With the rise of social distancing and stay-at-home regulations came an increased focus on work from home. And this process may have given a second wind to brands like Office Depot and Staples. Analyzing traffic since the start of 2019, shows two clear trends. Firstly, both brands see their primary seasonal peak in August during the back to school period. Secondly, both brands are seeing significant declines with visits dropping over 10.0% year over year in January for Office Depot and Staples.

Yet, it does appear that the drive to work and study from home has given these sectors a boost. Daily traffic to Office Depot saw a peak on Saturday, March 7th, with visits coming in at 18.1% above the daily baseline for the period from January 1st, 2019 through April 13th, 2020. While, this is just 0.5% higher than the equivalent Saturday in 2019, considering most other days and weeks were seeing year-over-year declines of 10.0% or more, the stability can actually be seen as a spike.

The same is true for Staples who saw visits rise 15.1% above the baseline for that same Saturday, which was 0.9% lower than the equivalent Saturday in 2019. Yet, here again, considering the average year-over-year drop was significantly higher than this, the change actually represents an improvement.

There are many that speculate that the current situation could fundamentally change the way work is viewed pushing more people to spend more hours getting work done at home. Should this be the case, companies like Office Depot and Staples could be prime beneficiaries as they look to keep offices, wherever they are located, stocked with necessities.

Bankruptcy Beneficiaries

With concerns that retail giants Neiman Marcus and JCPenney could be facing bankruptcy, it is important to remember that this doesn’t mean the brands are going to disappear. However, it does create a strong likelihood that closures will be coming.

And with any company closing, the next question is who stands to benefit from a competition perspective? Looking at cross-shopping behavior for the period between January 2019 and February 2020 emphasizes a few brands that stand to gain. For JCPenney, off-price retailers look to benefit with over 40% of JCPenney visitors having also gone to a Kohl’s during that period while over 30% also went to a Ross, Macy’s, or T.J. Maxx. Burlington and Marshalls could also see boosts with around 25% of JCPenney visitors having also gone to one of these locations. Critically, these are nationwide numbers and in many regions, they will skew much higher or lower depending on the number and location of different branches.

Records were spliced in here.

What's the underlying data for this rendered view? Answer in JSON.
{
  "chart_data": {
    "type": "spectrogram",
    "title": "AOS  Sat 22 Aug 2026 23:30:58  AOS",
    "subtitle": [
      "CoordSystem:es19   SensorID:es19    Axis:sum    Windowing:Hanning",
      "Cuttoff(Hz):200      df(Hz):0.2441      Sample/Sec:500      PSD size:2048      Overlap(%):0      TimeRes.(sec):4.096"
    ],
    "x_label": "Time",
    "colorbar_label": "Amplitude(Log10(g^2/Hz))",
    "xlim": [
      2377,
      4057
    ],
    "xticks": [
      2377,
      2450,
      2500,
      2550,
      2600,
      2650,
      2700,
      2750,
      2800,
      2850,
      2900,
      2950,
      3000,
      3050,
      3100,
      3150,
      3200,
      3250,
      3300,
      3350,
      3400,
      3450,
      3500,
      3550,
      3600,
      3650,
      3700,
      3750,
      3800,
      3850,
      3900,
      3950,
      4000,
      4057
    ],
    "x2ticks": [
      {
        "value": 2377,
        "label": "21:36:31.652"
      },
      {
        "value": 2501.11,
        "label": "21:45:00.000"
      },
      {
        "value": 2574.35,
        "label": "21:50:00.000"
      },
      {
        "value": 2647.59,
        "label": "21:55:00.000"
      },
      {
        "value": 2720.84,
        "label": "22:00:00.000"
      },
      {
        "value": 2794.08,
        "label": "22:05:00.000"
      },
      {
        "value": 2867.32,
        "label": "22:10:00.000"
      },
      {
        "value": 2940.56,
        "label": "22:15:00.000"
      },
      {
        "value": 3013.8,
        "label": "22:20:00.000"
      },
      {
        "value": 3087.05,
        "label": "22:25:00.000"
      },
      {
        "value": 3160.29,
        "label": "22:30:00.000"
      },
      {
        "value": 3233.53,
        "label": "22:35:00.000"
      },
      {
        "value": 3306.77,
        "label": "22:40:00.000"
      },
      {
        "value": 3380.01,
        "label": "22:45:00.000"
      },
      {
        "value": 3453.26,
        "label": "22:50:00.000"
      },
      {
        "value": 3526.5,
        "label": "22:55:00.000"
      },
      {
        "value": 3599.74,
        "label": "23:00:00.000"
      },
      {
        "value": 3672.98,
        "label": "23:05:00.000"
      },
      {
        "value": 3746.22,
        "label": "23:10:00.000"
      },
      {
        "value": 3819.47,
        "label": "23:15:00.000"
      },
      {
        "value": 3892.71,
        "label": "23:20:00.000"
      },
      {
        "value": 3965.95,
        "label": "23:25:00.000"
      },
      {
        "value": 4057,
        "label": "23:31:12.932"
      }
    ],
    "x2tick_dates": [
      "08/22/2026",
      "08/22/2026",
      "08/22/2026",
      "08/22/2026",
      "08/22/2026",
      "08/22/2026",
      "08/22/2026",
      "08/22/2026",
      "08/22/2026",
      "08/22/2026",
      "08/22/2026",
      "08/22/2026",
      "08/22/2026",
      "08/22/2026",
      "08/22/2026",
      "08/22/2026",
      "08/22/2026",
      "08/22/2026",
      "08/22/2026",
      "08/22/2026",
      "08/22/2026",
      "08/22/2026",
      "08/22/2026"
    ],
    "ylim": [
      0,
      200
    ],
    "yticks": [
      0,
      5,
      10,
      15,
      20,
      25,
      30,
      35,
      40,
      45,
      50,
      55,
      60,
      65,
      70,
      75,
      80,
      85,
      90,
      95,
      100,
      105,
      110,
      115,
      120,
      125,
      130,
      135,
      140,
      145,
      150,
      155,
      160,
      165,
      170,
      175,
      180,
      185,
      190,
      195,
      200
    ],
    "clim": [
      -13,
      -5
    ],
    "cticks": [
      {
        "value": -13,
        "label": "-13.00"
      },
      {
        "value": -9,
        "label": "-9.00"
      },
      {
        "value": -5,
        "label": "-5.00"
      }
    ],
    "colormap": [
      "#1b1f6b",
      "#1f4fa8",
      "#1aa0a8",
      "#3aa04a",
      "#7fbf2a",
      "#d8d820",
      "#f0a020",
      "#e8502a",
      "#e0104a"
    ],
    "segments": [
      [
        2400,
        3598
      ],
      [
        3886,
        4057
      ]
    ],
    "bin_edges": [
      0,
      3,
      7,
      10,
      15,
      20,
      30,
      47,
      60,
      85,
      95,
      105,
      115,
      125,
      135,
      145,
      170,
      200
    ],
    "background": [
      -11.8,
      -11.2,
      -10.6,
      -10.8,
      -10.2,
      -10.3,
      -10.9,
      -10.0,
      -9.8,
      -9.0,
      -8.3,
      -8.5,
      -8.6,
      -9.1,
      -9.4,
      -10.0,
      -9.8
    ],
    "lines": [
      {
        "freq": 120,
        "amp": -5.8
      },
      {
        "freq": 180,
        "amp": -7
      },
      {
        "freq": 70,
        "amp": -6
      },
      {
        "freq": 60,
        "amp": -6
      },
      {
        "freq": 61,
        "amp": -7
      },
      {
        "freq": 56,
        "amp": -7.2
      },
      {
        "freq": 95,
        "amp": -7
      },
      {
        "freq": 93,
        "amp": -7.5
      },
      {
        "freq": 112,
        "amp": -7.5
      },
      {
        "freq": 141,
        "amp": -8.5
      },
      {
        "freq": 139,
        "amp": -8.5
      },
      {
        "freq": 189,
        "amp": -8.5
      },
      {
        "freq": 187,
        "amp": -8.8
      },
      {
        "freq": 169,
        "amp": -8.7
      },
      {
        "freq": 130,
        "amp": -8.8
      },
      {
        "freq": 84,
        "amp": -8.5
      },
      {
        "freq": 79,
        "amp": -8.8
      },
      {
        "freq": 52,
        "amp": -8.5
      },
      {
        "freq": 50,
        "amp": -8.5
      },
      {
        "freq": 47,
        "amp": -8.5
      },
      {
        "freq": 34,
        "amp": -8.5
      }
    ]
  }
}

For Neiman Marcus, the main beneficiary appears to be Macy’s with over 50% of visitors having also gone to a Macy’s location during that period. Nordstrom, Marshalls and T.J. Maxx follow with over 30% cross-shopping each. Interestingly, whereas Neiman Marcus tilts high end, many of the shoppers still heavily frequent off-price retailers as well, further supporting a sector that could be in for a boon.

Will home offices continue to boost Office Depot? How will bankruptcy processes affect the wider apparel space?